• Le Portrait •

Sandra Von Keller

Il y a sourire et sourire... Et il y a ce souvenir.

Je ne souris plus très bien. Encore faut t-il savoir si j'ai vraiment su le faire un jour. Une expression qui m'est bel et bien étrangère. Ah ça, les fossettes qui se crispent, le sourire en coin, glousser ou partir en fou-rire, c'est ma spécialité.


Je ne sais pas vraiment si ça vient du cœur, c'est souvent instinctif, voire une habitude que sa valeur n'a plus aucun sens. Mais un sourire, un vrai, un sincère, un beau, un magnifique sourire avec les yeux qui parlent avec. Je n'ai jamais pu l'exprimer.


Je n'ai jamais su dévoiler mes dents comme bon nombre de gens le font. Un sourire, grand, si grand, qu'on pourrait en dépouiller l'intérieur. Le plus souvent, ils projettent leur tête en arrière, leur sourire est si sincère qu'il se projette en éclat. C'est ce que j'appelle un sourire-soleil. Ceci n'est pas dans ma tête.


Ils rayonnent. 


Il semblerait qu'ils aspirent le bonheur à grande goulée, ils avalent la joie. Et je n'avale rien. Il y a comme un garrot dans mon gosier, des tendons invisibles qui me tiraillent et qui m'empêche toute expression. A vrai dire, j'aimerai sourire en sanglots. Être partagée entre les deux émotions... Comme... Comme lorsque j'étais enfant.

Et en évoquant ce souhait, je me souviens d'un étrange souvenir, j'étais toute petite, avec une belle robe blanche, c'était une de ces robes qu'on ne peut porter qu'aux occasions, mais je m'en moquais, je désirais la porter autant de fois que le cœur m'en disait.


Je me promenais dans un rayon, ma maman me tenait la main, j'ai détourné le regard pour je ne sais quelle raison et j'ai aperçu un photographe qui ne me quittait pas des yeux. Il prenait des photos d'une petite fillette avec son petit frère tout en détournant le regard afin de ne pas me perdre de vue.


J'avais peur car je n'aimais pas les inconnus et encore moins que l'on me fixe de cette façon, c'est alors qu'il m'a fait comprendre qu'il fallait que je vienne.


J'ai donc lâché la main de ma maman, je l'ai regardée et je lui ai dis "Maman, le monsieur, là-bas, qui prend des photos, il me demande de venir" elle a regardé l'homme en question, lui a offert un grand sourire, et m'a demandé d'y aller. J'ai obéi.
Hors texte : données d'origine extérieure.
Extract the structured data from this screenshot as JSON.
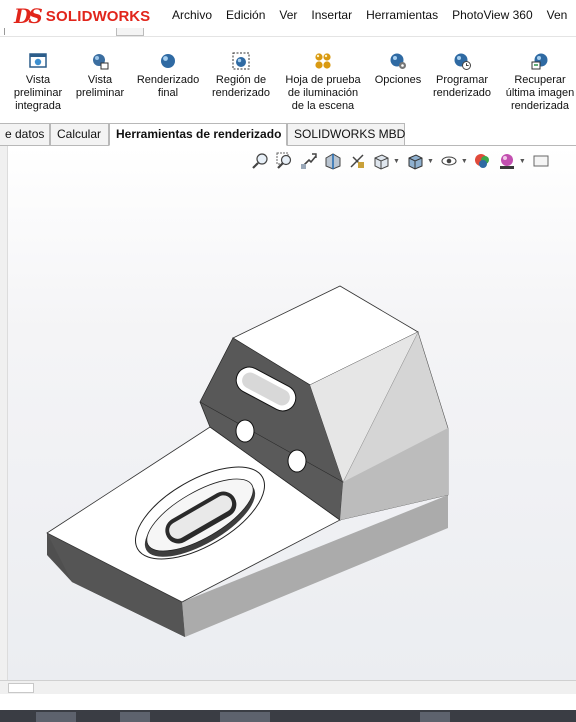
{
  "app": {
    "logo_ds": "DS",
    "logo_solid": "SOLID",
    "logo_works": "WORKS",
    "brand_color": "#e1251b"
  },
  "menu": [
    "Archivo",
    "Edición",
    "Ver",
    "Insertar",
    "Herramientas",
    "PhotoView 360",
    "Ven"
  ],
  "ribbon": {
    "buttons": [
      {
        "label": "Vista\npreliminar\nintegrada",
        "icon": "integrated-preview-icon"
      },
      {
        "label": "Vista\npreliminar",
        "icon": "preview-window-icon"
      },
      {
        "label": "Renderizado\nfinal",
        "icon": "final-render-icon"
      },
      {
        "label": "Región de\nrenderizado",
        "icon": "render-region-icon"
      },
      {
        "label": "Hoja de prueba\nde iluminación\nde la escena",
        "icon": "scene-illumination-proof-icon"
      },
      {
        "label": "Opciones",
        "icon": "options-icon"
      },
      {
        "label": "Programar\nrenderizado",
        "icon": "schedule-render-icon"
      },
      {
        "label": "Recuperar\núltima imagen\nrenderizada",
        "icon": "recover-last-render-icon"
      }
    ]
  },
  "tabs": [
    {
      "label": "e datos",
      "active": false
    },
    {
      "label": "Calcular",
      "active": false
    },
    {
      "label": "Herramientas de renderizado",
      "active": true
    },
    {
      "label": "SOLIDWORKS MBD",
      "active": false
    }
  ],
  "heads_up_toolbar": [
    "zoom-to-fit-icon",
    "zoom-to-area-icon",
    "previous-view-icon",
    "section-view-icon",
    "view-dynamic-annotation-icon",
    "view-orientation-icon",
    "display-style-icon",
    "hide-show-items-icon",
    "edit-appearance-icon",
    "apply-scene-icon",
    "view-settings-icon"
  ]
}
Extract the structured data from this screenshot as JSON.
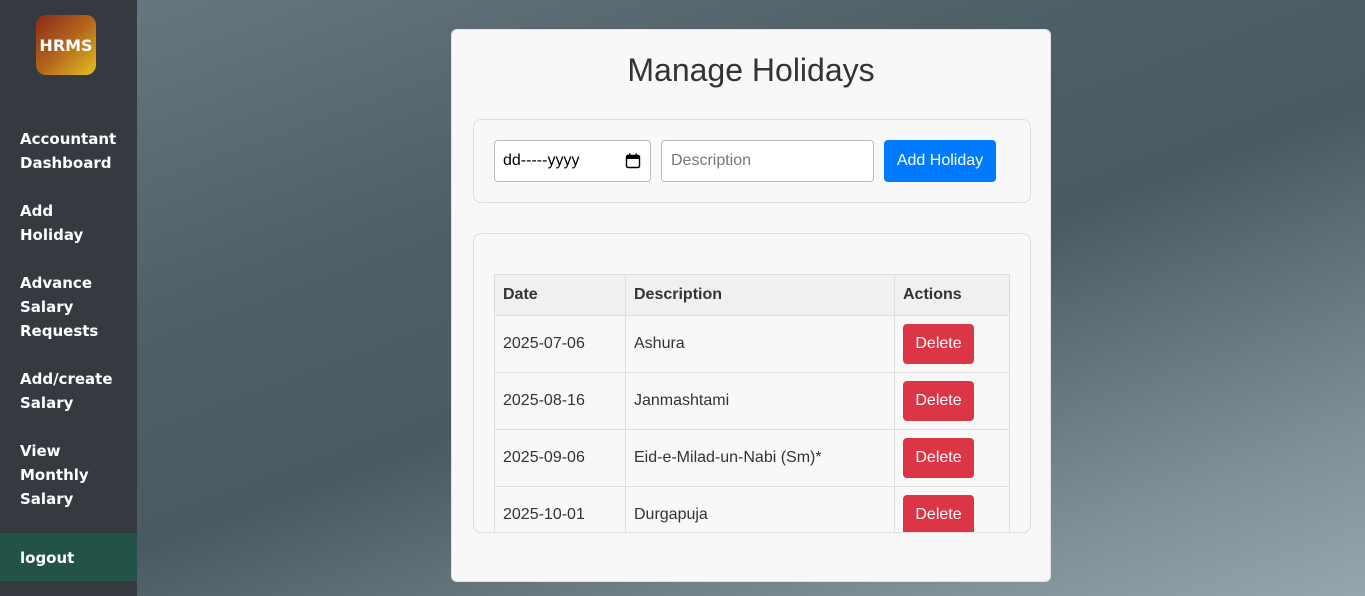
{
  "sidebar": {
    "logo_text": "HRMS",
    "items": [
      {
        "label": "Accountant Dashboard"
      },
      {
        "label": "Add Holiday"
      },
      {
        "label": "Advance Salary Requests"
      },
      {
        "label": "Add/create Salary"
      },
      {
        "label": "View Monthly Salary"
      }
    ],
    "logout_label": "logout"
  },
  "main": {
    "title": "Manage Holidays",
    "form": {
      "date_placeholder": "dd-----yyyy",
      "description_placeholder": "Description",
      "add_button_label": "Add Holiday"
    },
    "table": {
      "headers": [
        "Date",
        "Description",
        "Actions"
      ],
      "rows": [
        {
          "date": "2025-07-06",
          "description": "Ashura",
          "action": "Delete"
        },
        {
          "date": "2025-08-16",
          "description": "Janmashtami",
          "action": "Delete"
        },
        {
          "date": "2025-09-06",
          "description": "Eid-e-Milad-un-Nabi (Sm)*",
          "action": "Delete"
        },
        {
          "date": "2025-10-01",
          "description": "Durgapuja",
          "action": "Delete"
        }
      ]
    }
  },
  "colors": {
    "sidebar_bg": "#343a40",
    "logout_bg": "#235347",
    "primary": "#007bff",
    "danger": "#dc3545"
  }
}
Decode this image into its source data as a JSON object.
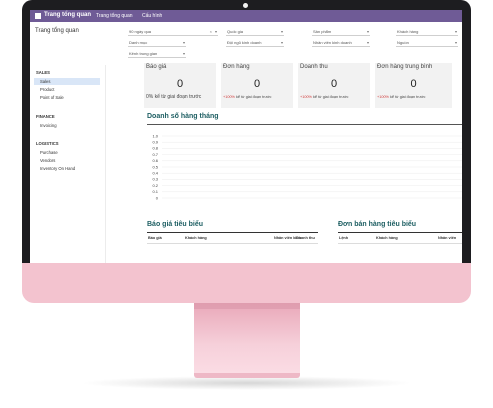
{
  "topbar": {
    "app_title": "Trang tổng quan",
    "nav": [
      "Trang tổng quan",
      "Cấu hình"
    ]
  },
  "page_title": "Trang tổng quan",
  "filters": [
    {
      "label": "90 ngày qua",
      "clearable": true
    },
    {
      "label": "Quốc gia"
    },
    {
      "label": "Sản phẩm"
    },
    {
      "label": "Khách hàng"
    },
    {
      "label": "Danh mục"
    },
    {
      "label": "Đội ngũ kinh doanh"
    },
    {
      "label": "Nhân viên kinh doanh"
    },
    {
      "label": "Nguồn"
    },
    {
      "label": "Kênh trung gian"
    }
  ],
  "sidebar": {
    "sections": [
      {
        "title": "SALES",
        "items": [
          {
            "label": "Sales",
            "active": true
          },
          {
            "label": "Product"
          },
          {
            "label": "Point of Sale"
          }
        ]
      },
      {
        "title": "FINANCE",
        "items": [
          {
            "label": "Invoicing"
          }
        ]
      },
      {
        "title": "LOGISTICS",
        "items": [
          {
            "label": "Purchase"
          },
          {
            "label": "Vendors"
          },
          {
            "label": "Inventory On Hand"
          }
        ]
      }
    ]
  },
  "kpis": [
    {
      "title": "Báo giá",
      "value": "0",
      "change": "0%",
      "change_text": "kể từ giai đoạn trước",
      "change_color": "#444444"
    },
    {
      "title": "Đơn hàng",
      "value": "0",
      "change": "+100%",
      "change_text": "kể từ giai đoạn trước",
      "change_color": "#d03a3a"
    },
    {
      "title": "Doanh thu",
      "value": "0",
      "change": "+100%",
      "change_text": "kể từ giai đoạn trước",
      "change_color": "#d03a3a"
    },
    {
      "title": "Đơn hàng trung bình",
      "value": "0",
      "change": "+100%",
      "change_text": "kể từ giai đoạn trước",
      "change_color": "#d03a3a"
    }
  ],
  "monthly_sales": {
    "title": "Doanh số hàng tháng"
  },
  "chart_data": {
    "type": "line",
    "title": "Doanh số hàng tháng",
    "xlabel": "",
    "ylabel": "",
    "ylim": [
      0,
      1.0
    ],
    "yticks": [
      "1.0",
      "0.9",
      "0.8",
      "0.7",
      "0.6",
      "0.5",
      "0.4",
      "0.3",
      "0.2",
      "0.1",
      "0"
    ],
    "grid": true,
    "series": []
  },
  "top_quotes": {
    "title": "Báo giá tiêu biểu",
    "columns": [
      "Báo giá",
      "Khách hàng",
      "Nhân viên kinh",
      "Doanh thu"
    ]
  },
  "top_orders": {
    "title": "Đơn bán hàng tiêu biểu",
    "columns": [
      "Lệnh",
      "Khách hàng",
      "Nhân viên"
    ]
  },
  "colors": {
    "brand": "#6f5b96",
    "accent": "#1d5e62",
    "active": "#d9e6f7",
    "chin": "#f3c3cf"
  }
}
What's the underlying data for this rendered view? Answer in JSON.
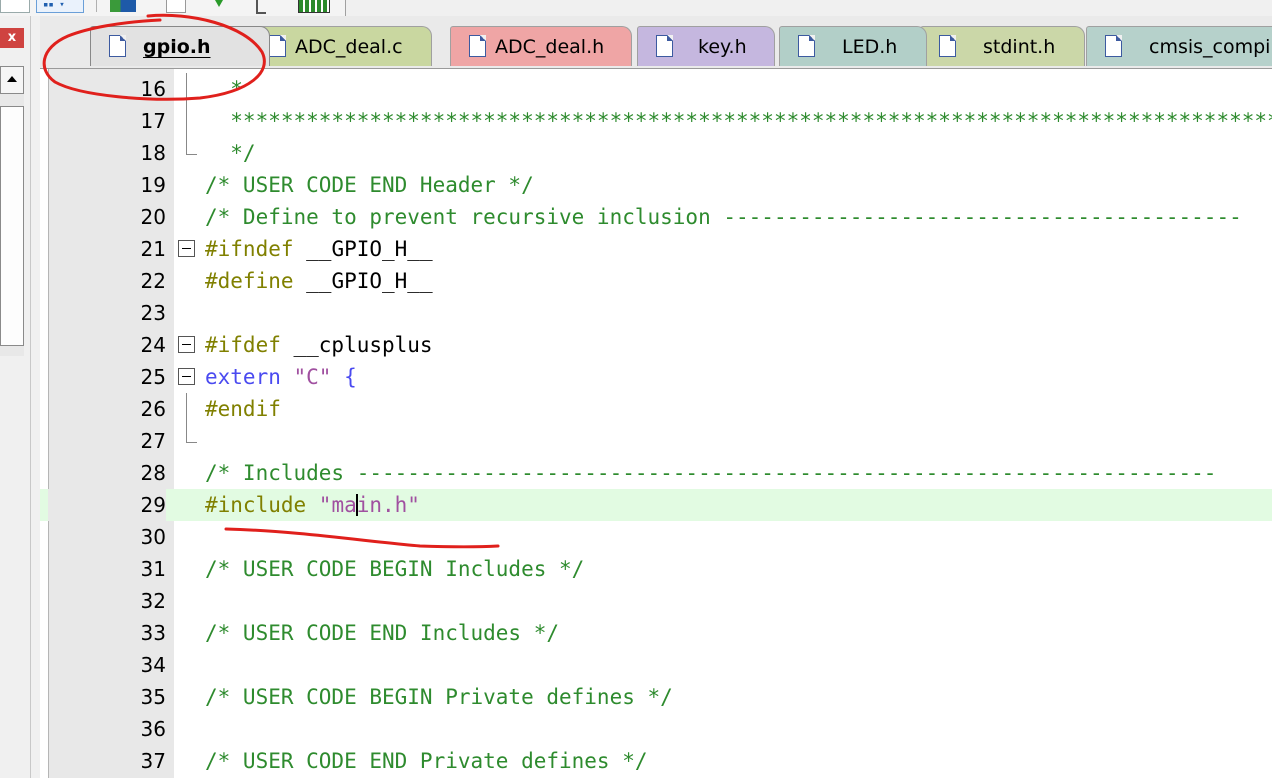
{
  "window": {
    "close_glyph": "x"
  },
  "tabs": [
    {
      "label": "gpio.h",
      "active": true,
      "color": "#e2e2e2"
    },
    {
      "label": "ADC_deal.c",
      "active": false,
      "color": "#c9d7a0"
    },
    {
      "label": "ADC_deal.h",
      "active": false,
      "color": "#efa5a5"
    },
    {
      "label": "key.h",
      "active": false,
      "color": "#c5b7df"
    },
    {
      "label": "LED.h",
      "active": false,
      "color": "#b2cfc8"
    },
    {
      "label": "stdint.h",
      "active": false,
      "color": "#cbd7a8"
    },
    {
      "label": "cmsis_compi",
      "active": false,
      "color": "#b6d1cb"
    }
  ],
  "editor": {
    "current_line": 29,
    "lines": [
      {
        "n": "16",
        "text": "  *"
      },
      {
        "n": "17",
        "text": "  ************************************************************************************"
      },
      {
        "n": "18",
        "text": "  */"
      },
      {
        "n": "19",
        "text": "/* USER CODE END Header */"
      },
      {
        "n": "20",
        "text": "/* Define to prevent recursive inclusion -----------------------------------------"
      },
      {
        "n": "21",
        "pp": "#ifndef",
        "ident": " __GPIO_H__"
      },
      {
        "n": "22",
        "pp": "#define",
        "ident": " __GPIO_H__"
      },
      {
        "n": "23",
        "text": ""
      },
      {
        "n": "24",
        "pp": "#ifdef",
        "ident": " __cplusplus"
      },
      {
        "n": "25",
        "kw": "extern",
        "str": " \"C\"",
        "punc": " {"
      },
      {
        "n": "26",
        "pp": "#endif"
      },
      {
        "n": "27",
        "text": ""
      },
      {
        "n": "28",
        "text": "/* Includes --------------------------------------------------------------------"
      },
      {
        "n": "29",
        "pp": "#include",
        "str_pre": " \"ma",
        "str_post": "in.h\""
      },
      {
        "n": "30",
        "text": ""
      },
      {
        "n": "31",
        "text": "/* USER CODE BEGIN Includes */"
      },
      {
        "n": "32",
        "text": ""
      },
      {
        "n": "33",
        "text": "/* USER CODE END Includes */"
      },
      {
        "n": "34",
        "text": ""
      },
      {
        "n": "35",
        "text": "/* USER CODE BEGIN Private defines */"
      },
      {
        "n": "36",
        "text": ""
      },
      {
        "n": "37",
        "text": "/* USER CODE END Private defines */"
      }
    ]
  },
  "annotation_color": "#e0201c"
}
Le coeur battant, je m'étais installée sur une toute petite chaise en bois et il m'avait mis un petit chapeau de paille sur la tête. Je m'en souviendrais toujours, il m'avait dit "Non pas comme ça, c'est un sourire grenouille"


Mon sourire était tellement crispé, que mes joues se creusaient et devenaient toutes rouges. Je pense qu'il voulait un de ces sourires sincères comme les précédents qu'il avait capturé... 

Mais moi... Je n'y arrivais pas.


Je me suis mise à pleurer en disant que je ne savais pas sourire. Aujourd'hui, j'ai encore cette photo avec un sourire amusé, gêné, et les yeux rouges. J'étais triste et fière. Il m'avait remarqué, moi, ma belle robe et mes cheveux dorés, mais je n'arrivais pas à lui offrir en échange, le sourire qu'il souhaitait...


* Regarde-là donc, au deux coins de sa bouche, aucune tension des muscles. Son visage est glacial et dénué d'expression. Ses yeux, comme deux billes de verre sont figés dans l'espace.

Elle sait rire, mais sans éclat.

Ses rares sourires ne sont qu'un mouvement en coin.

Comme une fissure invisible. On devine sa peine.

Son indigestion. Sa soif de luminosité.